I picture my nana with his large suitcase politely knocking on doors. To locals, he became known as “Johnny”. If you have family who lived on the isles in the late 1940s-50s, they might remember the dapper, brown-skinned man in his 20s. To many, he will have been the first person of colour they had met.

Two people standing next to each other for a photo. They are wearing suits.

Fateh Ali (left) and his brother Yaqub Ali.

My late uncle, Ashaque Ali, recalled that when he was a schoolboy, he would accompany his dad on his visits to Arran during the summer holidays in the 1950s. He would emulate him with his own little suitcase. The case would go on the back of the bike and Uncle Ashaque (or my aunt occasionally) would sit in front of him.

My aunt, Anwar Ghafur said of her times on Arran, “It was really nice with the sea. Everyone was so nice, every time we went in (to local houses) we’d be offered a cup of tea and a biscuit.”

Settling down in Glasgow

Nana eventually made enough money from his sales to start a partnership with a friend in a grocery store in the Gorbals area of Glasgow in 1959. By that time, he had moved his family to Glasgow as he missed them so much.

Fateh Ali standing in his store

Fateh Ali in his shop on Caledonia Street in Glasgow.

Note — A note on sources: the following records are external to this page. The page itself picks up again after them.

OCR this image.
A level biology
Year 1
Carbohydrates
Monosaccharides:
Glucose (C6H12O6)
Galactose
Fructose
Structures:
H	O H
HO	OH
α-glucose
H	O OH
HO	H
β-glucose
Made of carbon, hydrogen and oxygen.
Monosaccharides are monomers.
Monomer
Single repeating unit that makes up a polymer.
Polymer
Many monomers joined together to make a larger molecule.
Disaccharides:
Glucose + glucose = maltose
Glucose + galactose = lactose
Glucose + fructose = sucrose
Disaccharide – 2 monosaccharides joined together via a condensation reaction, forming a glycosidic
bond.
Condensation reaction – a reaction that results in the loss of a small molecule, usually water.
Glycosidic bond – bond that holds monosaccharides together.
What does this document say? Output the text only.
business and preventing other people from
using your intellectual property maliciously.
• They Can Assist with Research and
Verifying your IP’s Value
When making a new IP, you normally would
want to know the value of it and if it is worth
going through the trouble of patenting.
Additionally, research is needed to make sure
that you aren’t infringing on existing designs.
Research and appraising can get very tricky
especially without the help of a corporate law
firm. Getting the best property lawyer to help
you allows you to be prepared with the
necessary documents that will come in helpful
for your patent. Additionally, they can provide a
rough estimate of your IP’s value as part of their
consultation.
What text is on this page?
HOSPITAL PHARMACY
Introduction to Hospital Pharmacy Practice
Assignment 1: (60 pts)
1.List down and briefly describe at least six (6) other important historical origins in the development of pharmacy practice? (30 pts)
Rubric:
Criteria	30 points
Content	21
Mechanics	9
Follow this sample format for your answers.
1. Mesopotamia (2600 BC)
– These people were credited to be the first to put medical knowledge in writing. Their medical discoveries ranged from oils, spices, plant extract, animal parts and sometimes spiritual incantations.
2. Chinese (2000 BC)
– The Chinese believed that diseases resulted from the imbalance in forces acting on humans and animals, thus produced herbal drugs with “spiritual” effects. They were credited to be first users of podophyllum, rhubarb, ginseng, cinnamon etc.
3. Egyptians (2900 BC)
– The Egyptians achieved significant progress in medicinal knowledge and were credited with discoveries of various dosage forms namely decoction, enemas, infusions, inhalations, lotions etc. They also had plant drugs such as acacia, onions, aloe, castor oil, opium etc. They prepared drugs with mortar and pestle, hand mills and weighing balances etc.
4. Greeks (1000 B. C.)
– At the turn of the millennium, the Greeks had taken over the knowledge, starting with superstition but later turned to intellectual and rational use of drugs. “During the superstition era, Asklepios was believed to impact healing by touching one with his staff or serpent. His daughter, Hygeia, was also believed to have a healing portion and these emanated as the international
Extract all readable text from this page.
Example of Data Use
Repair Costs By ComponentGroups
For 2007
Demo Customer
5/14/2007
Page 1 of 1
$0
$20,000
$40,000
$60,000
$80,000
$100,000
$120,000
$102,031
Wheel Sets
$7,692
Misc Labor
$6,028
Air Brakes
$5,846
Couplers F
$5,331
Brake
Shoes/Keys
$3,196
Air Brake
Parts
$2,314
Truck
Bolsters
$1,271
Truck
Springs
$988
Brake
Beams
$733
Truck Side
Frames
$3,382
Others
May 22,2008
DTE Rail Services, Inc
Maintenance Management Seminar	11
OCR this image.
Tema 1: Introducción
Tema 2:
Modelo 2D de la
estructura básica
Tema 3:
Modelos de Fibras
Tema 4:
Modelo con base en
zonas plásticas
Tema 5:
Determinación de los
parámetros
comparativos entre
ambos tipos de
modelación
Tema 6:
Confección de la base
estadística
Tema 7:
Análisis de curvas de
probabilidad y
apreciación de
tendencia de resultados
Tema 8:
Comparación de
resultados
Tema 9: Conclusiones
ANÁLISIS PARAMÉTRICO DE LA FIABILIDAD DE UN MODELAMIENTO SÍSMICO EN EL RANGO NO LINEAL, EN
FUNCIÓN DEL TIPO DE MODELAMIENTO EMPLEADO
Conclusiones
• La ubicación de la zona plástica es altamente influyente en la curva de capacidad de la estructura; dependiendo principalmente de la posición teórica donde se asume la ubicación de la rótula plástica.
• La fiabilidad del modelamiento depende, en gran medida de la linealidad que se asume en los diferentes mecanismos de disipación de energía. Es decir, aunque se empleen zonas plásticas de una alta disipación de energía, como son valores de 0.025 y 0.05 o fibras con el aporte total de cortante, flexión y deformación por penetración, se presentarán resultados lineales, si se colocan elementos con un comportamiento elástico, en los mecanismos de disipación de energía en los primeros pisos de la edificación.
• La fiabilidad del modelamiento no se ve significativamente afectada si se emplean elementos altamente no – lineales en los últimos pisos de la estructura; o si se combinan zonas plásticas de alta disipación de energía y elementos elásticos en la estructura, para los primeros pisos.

The hours were long and hard. Uncle Ashaque explained that this was out of necessity. The store would only get busy once the other stores had closed and there were no other options for the locals. He would be open from 8am to midnight. Ashaque would join him after school finished and they would walk home together after midnight.

Ashfaq Ali wearing a graduation gown standing between his his parents

My uncle, Dr Ashfaq Ali at his graduation.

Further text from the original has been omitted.